Before configuring the alert rules, please read this help document carefully to ensure a thorough understanding of the functions and best practices for each configuration. It is generally recommended to read the entire document 2-3 times to become familiar with the processes and key configurations before starting. For complex monitoring scenarios, it is advisable to first validate in a test environment and confirm that the rules are accurate before applying them to the production environment to ensure the accuracy and reliability of monitoring alerts.

Configuration Item Details

Below is a detailed explanation of each configuration item in the alert rules, their functions, meanings, and best practice recommendations to help users configure and manage alert rules more efficiently.


1. Enter alert rule name

  • Description: Enter a unique and descriptive name to identify the alert rule.
  • Recommendation: Use a readable name that reflects the monitoring object or business scenario, such as prod_cpu_high_usage or Production Environment Disk High Usage Rate.
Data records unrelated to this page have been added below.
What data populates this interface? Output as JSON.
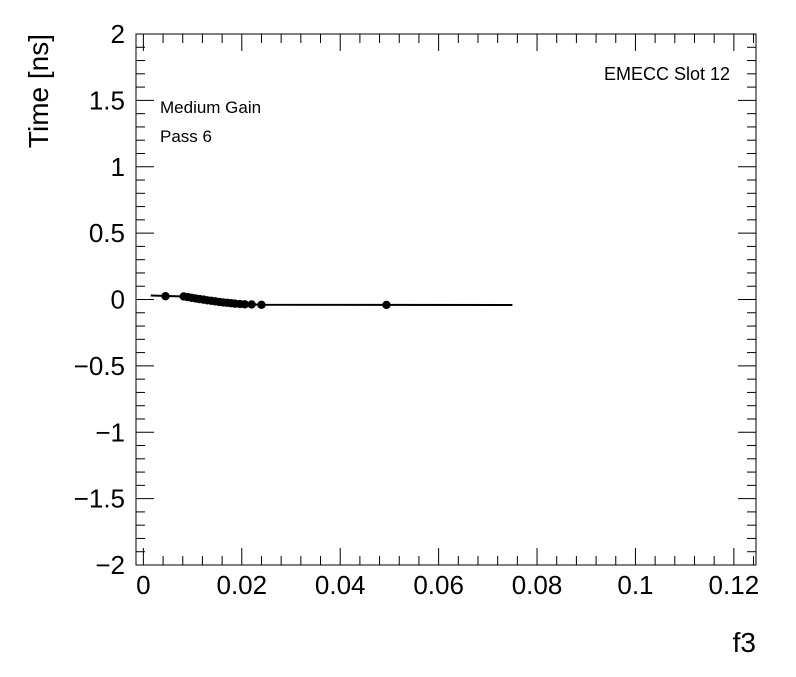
{
  "chart_data": {
    "type": "scatter",
    "title": "",
    "xlabel": "f3",
    "ylabel": "Time [ns]",
    "xlim": [
      -0.0015,
      0.1245
    ],
    "ylim": [
      -2,
      2
    ],
    "grid": false,
    "legend": "none",
    "x_ticks": [
      0,
      0.02,
      0.04,
      0.06,
      0.08,
      0.1,
      0.12
    ],
    "x_tick_labels": [
      "0",
      "0.02",
      "0.04",
      "0.06",
      "0.08",
      "0.1",
      "0.12"
    ],
    "y_ticks": [
      -2,
      -1.5,
      -1,
      -0.5,
      0,
      0.5,
      1,
      1.5,
      2
    ],
    "y_tick_labels": [
      "−2",
      "−1.5",
      "−1",
      "−0.5",
      "0",
      "0.5",
      "1",
      "1.5",
      "2"
    ],
    "annotations": {
      "gain": "Medium Gain",
      "pass": "Pass 6",
      "slot": "EMECC Slot 12"
    },
    "series": [
      {
        "marker_color": "#000000",
        "points": [
          {
            "x": 0.0045,
            "y": 0.025
          },
          {
            "x": 0.0082,
            "y": 0.023
          },
          {
            "x": 0.009,
            "y": 0.018
          },
          {
            "x": 0.0098,
            "y": 0.013
          },
          {
            "x": 0.0106,
            "y": 0.008
          },
          {
            "x": 0.0114,
            "y": 0.003
          },
          {
            "x": 0.0122,
            "y": -0.001
          },
          {
            "x": 0.013,
            "y": -0.006
          },
          {
            "x": 0.0138,
            "y": -0.01
          },
          {
            "x": 0.0146,
            "y": -0.014
          },
          {
            "x": 0.0154,
            "y": -0.018
          },
          {
            "x": 0.0162,
            "y": -0.022
          },
          {
            "x": 0.017,
            "y": -0.025
          },
          {
            "x": 0.0178,
            "y": -0.028
          },
          {
            "x": 0.0186,
            "y": -0.031
          },
          {
            "x": 0.0196,
            "y": -0.034
          },
          {
            "x": 0.0206,
            "y": -0.036
          },
          {
            "x": 0.022,
            "y": -0.037
          },
          {
            "x": 0.024,
            "y": -0.04
          },
          {
            "x": 0.0494,
            "y": -0.041
          }
        ]
      }
    ],
    "fit_line": {
      "color": "#000000",
      "points": [
        {
          "x": 0.0015,
          "y": 0.03
        },
        {
          "x": 0.0082,
          "y": 0.023
        },
        {
          "x": 0.02,
          "y": -0.033
        },
        {
          "x": 0.024,
          "y": -0.04
        },
        {
          "x": 0.075,
          "y": -0.041
        }
      ]
    }
  }
}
2. Define query and alert condition

Alert rules generally consist of three steps, with each step processing data until it is determined whether to trigger an alert:

2.1 Step A – Query raw data

  • Action: Use PromQL to query time series data from the data source.
  • Recommendation: Ensure the query statement is accurate and returns the required key metric data.

2.2 Step B – Reduce

  • Function: Reduce the time series data returned in Step A to a single value.
  • Configuration Items:
    • Input: Reference the query result from Step A.
    • Function: Select Last, which takes the latest data value.
    • Mode: Use Strict mode, which requires valid input data; otherwise, no calculation is performed.
  • Recommendation: Choose the appropriate reduction function (e.g., Last, Avg, Max) to ensure that the calculation result accurately reflects the current state.

2.3 Step C – Threshold

  • Function: Determine whether the value obtained in Step B meets the conditions to trigger an alert.
  • Configuration Items:
    • Input: Reference the reduced result from Step B.
    • Condition: For example, trigger an alert when the value “Is above” a set threshold.
    • Optional: Set a custom recovery threshold to prevent alert flapping.
  • Recommendation: Set the threshold reasonably based on the characteristics of the monitoring object and historical data to avoid false positives or missed alerts.

3. Set evaluation behavior

3.1 Folder

  • Function: Logically categorize alert rules for easy management across different businesses or teams.
  • Configuration Items:
    • Choose: Select from existing folders, such as General.
    • New folder: Create a new folder with names based on the business, environment (production/test), or team, such as Prod.
  • Recommendation: Use standardized naming rules to facilitate permission management and maintenance.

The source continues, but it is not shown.